Der westliche Teil vom Himmerland ist magerer, sandiger Erdboden. Es verlohnt sich kaum, ihn zu bestellen. Aber auch auf diesen armen Erdschollen wohnen Leute – irgendwer muß ja auch da wohnen. Die Bewohner des Westerlands sind übrigens gar nicht so ärmliche Leute. Sparen müssen sie freilich – aber das zeitigt bei manchen sogar bescheidenen Wohlstand.

Einige Meilen lang zieht landeinwärts vom Fjord eine breite, hügelige Höhe. Wie wenn ein Riese sie verloren hätte, als er mit Sand in den zerrissenen Taschen vom Fjord hineinging ins Land. Wo er in Grübeln versunken stehn geblieben war, lief so viel auf den Boden, daß daraus ein Hügel entstand. Die Gegend erzählt auch von so einem Riesen. Eine andere alte Sage meint wieder, daß auf dem Strandholmsfeld zwei Stiere einander anfielen und so viel Sand aufwühlten, daß der Wind kurzen Prozeß machte und die Sandwolke landeinwärts blies. Das klingt ja nicht so unwahrscheinlich – zweifellos ist jedenfalls, daß ein Sandflug die Höhe bildete.

Auf diese Art wurde aber guter Boden überdeckt. Und da sind viele, die das wissen und nicht verwinden können, daß der von ihnen bestellte Sandboden auf Fruchterde liegt. Sobald man acht oder zehn Ellen tief kommt, zum Beispiel beim Brunnengraben, stößt man auf die schwarze, fruchtbare Erdrinde. Es ist auch nicht sehr erfreulich, sozusagen auf doppeltem Boden zu leben mit dem Bewußtsein, daß die Bedingungen besser sein könnten, daß aber die Möglichkeit dazu unter unsern Füßen begraben liegt.

Der Erdboden begnügt sich mit Heidekraut. Was sollte denn auch andres drauf wachsen. Der größte Teil des Westerlandes liegt als Heide da.

Hier wohnte mitten in der Linderup-Heide Wotan, der Heiden-Wotan, wie ihn die Leute nannten.

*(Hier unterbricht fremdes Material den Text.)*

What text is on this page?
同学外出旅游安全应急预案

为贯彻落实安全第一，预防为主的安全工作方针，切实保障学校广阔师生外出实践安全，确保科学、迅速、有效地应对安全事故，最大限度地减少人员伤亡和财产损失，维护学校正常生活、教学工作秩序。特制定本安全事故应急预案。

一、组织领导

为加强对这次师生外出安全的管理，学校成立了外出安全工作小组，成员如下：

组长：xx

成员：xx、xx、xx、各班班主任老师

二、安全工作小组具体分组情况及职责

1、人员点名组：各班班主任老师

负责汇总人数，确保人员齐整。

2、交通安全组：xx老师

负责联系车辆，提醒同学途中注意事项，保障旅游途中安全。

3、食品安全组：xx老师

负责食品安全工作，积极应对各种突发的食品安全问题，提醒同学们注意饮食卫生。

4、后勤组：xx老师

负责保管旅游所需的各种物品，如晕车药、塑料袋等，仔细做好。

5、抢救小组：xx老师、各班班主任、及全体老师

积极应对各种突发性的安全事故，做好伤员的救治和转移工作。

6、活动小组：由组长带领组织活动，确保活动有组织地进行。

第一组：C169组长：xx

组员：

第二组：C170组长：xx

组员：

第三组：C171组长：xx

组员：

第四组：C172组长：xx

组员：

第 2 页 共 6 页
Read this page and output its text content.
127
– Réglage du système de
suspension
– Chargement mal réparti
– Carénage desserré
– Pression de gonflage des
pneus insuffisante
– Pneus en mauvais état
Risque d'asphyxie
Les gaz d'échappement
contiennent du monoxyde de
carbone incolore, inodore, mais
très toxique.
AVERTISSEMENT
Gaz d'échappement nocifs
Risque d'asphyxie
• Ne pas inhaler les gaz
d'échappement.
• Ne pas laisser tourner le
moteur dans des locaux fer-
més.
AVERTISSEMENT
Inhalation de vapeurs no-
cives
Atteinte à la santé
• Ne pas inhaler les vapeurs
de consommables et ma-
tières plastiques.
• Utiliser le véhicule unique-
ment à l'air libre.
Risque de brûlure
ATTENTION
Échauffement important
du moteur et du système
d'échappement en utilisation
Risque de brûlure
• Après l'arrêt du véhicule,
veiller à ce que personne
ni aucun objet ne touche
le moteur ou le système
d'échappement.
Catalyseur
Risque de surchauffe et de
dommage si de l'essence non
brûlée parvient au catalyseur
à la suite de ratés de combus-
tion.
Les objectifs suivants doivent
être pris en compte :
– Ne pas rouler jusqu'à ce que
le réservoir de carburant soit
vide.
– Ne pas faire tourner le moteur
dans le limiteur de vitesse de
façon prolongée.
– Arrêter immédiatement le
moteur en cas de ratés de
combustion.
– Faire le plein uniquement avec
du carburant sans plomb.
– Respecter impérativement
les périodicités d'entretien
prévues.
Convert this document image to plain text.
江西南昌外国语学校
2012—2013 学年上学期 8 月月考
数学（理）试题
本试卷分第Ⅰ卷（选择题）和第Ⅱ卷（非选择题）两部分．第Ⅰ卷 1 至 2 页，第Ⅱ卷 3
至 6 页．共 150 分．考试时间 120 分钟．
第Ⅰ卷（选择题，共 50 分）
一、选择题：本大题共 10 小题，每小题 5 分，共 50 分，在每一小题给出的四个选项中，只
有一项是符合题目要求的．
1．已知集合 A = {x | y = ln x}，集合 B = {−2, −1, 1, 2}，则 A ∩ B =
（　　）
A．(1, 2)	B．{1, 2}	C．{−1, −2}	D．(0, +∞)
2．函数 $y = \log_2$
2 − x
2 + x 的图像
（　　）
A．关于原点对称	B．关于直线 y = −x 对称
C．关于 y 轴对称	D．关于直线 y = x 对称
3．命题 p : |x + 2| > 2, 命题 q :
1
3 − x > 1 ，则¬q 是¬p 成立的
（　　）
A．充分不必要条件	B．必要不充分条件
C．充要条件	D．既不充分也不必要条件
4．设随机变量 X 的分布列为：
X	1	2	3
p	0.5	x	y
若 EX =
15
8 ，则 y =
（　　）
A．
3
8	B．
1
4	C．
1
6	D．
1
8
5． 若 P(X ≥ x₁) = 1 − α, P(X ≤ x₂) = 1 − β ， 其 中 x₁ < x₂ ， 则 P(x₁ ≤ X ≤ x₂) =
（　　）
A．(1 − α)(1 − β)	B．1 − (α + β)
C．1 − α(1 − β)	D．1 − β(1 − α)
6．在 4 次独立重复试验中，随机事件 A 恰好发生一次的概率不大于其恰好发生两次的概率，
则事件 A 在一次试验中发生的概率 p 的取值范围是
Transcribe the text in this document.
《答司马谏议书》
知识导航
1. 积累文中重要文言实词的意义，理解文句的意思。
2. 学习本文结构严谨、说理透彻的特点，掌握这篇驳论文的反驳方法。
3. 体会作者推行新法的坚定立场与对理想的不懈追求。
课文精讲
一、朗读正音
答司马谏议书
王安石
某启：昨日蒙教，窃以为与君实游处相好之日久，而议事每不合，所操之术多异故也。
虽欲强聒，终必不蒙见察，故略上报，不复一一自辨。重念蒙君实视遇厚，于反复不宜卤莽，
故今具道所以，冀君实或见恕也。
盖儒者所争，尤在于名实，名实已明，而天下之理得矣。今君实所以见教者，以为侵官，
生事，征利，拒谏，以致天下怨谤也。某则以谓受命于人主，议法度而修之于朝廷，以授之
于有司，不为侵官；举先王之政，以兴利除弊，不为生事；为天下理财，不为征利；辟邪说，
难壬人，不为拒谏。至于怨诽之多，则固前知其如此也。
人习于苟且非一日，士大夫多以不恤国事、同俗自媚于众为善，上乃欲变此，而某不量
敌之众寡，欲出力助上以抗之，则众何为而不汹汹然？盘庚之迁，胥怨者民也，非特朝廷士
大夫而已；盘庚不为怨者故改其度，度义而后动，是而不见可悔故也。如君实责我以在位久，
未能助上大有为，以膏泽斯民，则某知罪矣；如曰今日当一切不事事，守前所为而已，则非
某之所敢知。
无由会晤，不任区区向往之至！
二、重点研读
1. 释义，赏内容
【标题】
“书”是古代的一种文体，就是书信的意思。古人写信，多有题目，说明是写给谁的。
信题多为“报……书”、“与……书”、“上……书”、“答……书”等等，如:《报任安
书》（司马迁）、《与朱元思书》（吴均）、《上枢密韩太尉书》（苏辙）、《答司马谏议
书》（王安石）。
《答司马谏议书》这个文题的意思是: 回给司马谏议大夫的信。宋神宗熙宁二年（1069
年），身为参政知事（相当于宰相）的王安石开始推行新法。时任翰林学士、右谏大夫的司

Ursprünglich hatte er weiter oben im Norden gehaust, in der Gegend von Björnsholm. Als er in die Linderuper Gegend kam, brachte er etwa tausend Kronen mit, die er in der Jugend als Knecht verdient hatte. Für dieses Geld kaufte er sich ein weites Stück Heide – einen ganz nackten und so gut wie wertlosen Grund.

Eine Reihe von Jahren verging, ohne daß Wotan auch nur einen Spatenstich getan hätte. Die Leute fragten, warum er denn das Land gekauft hätte. Ja, er wollte eben Erde haben. Wo hätte er denn sonst sein Geld anlegen sollen? In der Sparkasse, meinten die Leute. – Die konnte bankerott werden. Dann in der ›Landmannsbank‹ – es war dies die würdigste Stelle, die man kannte. – Die konnte abbrennen. –

Wotan machte sich auch in dieser Sache verschiedene Gedanken; aber wenn er sie zu entwickeln begann, konnten ihm die Leute nicht folgen. In der Hauptsache ging Wohl alles dahin, daß Erde das einzige zuverlässige Besitztum sein konnte.

Mitten auf dem Heideland hatte Wotan sein Haus. Man konnte es schwer finden. Wer sollte denn auch ahnen, daß ein paar Stangen mitten im Heidekraut etwas bedeuteten. Wotan wohnte da; er hatte sich ein Loch gegraben, das geradewegs in die Erde hinab führte. Oben drüber lagen ein paar Latten, die mit Heidekraut zugedeckt waren. Das Loch selbst war mit Heu und Moos gefüttert.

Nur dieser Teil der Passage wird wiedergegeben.